The financial sector is highly lucrative - in the USA it takes around a quarter of all corporate profits but inly 4% of all jobs and 7% of output. Many businesses such as airlines have turned themselves into financial institutions e.g. by engaging in hedging behaviour in commodity markets. Apple, the most profitable corporation on the planet has issued a large amount of debt to help buy back shares and pay back some of their shareholders.
Is more finance necessarily good for economic growth?
Financial markets are now more than four times the size of annual global GDP. This is an important area of debate. Some economists believe that financialisation has been a key factor behind the surge in house prices and the worsening problem of affordability. They argue that too much credit has been flowing into land and property rather than non-financial businesses who need credit to fund their expansion.

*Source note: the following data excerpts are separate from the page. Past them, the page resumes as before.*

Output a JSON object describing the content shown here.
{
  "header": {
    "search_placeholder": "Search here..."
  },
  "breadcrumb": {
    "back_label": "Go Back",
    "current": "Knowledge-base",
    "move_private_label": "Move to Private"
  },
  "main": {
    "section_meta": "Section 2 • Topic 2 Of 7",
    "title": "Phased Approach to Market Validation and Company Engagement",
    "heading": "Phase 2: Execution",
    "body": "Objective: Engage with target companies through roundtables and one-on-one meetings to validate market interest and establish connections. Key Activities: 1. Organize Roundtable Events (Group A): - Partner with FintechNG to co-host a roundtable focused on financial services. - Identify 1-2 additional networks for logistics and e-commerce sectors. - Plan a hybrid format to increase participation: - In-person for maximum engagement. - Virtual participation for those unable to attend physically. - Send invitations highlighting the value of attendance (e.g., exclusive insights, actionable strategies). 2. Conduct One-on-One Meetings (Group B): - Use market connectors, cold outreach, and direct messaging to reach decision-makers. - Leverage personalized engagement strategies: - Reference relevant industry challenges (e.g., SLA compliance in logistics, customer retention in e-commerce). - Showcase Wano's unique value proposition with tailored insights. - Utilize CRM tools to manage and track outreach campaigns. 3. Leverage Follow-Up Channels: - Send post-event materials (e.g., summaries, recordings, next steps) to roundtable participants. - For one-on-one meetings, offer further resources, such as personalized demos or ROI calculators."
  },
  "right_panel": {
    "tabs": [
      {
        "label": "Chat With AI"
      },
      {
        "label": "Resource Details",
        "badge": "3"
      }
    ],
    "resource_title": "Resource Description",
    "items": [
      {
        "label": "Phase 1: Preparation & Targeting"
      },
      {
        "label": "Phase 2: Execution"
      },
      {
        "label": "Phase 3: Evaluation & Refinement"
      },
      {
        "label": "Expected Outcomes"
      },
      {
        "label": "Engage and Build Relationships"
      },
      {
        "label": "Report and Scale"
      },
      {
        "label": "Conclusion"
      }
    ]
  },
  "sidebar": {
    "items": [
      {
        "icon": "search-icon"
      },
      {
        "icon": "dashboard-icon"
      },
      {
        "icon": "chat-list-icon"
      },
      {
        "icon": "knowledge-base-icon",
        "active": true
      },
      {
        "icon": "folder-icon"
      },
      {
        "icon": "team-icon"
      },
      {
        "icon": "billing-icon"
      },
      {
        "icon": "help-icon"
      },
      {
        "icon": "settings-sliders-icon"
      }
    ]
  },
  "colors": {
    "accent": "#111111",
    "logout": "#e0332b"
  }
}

Higher house prices then mean that potential home-buyers need even more money to get the first step on the housing ladder. And if people cannot afford to buy, they are forced into renting when then drives up average weekly and monthly rents.
According to a recent UK Parliament Research Briefing, in 2017, the financial services sector contributed £119 billion to the UK economy, which was 6.5% of total economic output. The sector was largest in London, where 50% of the sector’s output was generated. There were 1.1 million financial services jobs in the UK, 3.2% of all jobs.Exports of UK financial services were worth £61 billion in 2016 and imports were worth £11 billion, so there was a surplus in financial services trade of £51 billion. The sector contributed £27.3 billion in tax in the UK in 2016/17.
With such a dependence on the tax revenues from the financial sector, it is little wonder that there are strong political pressures against measures to curtail the scope of the financial sector in the UK economy. Is the financial sector the servant or master to the real economy? One of the major lessons from the last Global Financial Crisis is that when financial markets suffer extreme volatility, this affects the real living standards of millions of people and has serious effects on inter-generational equity (fairness).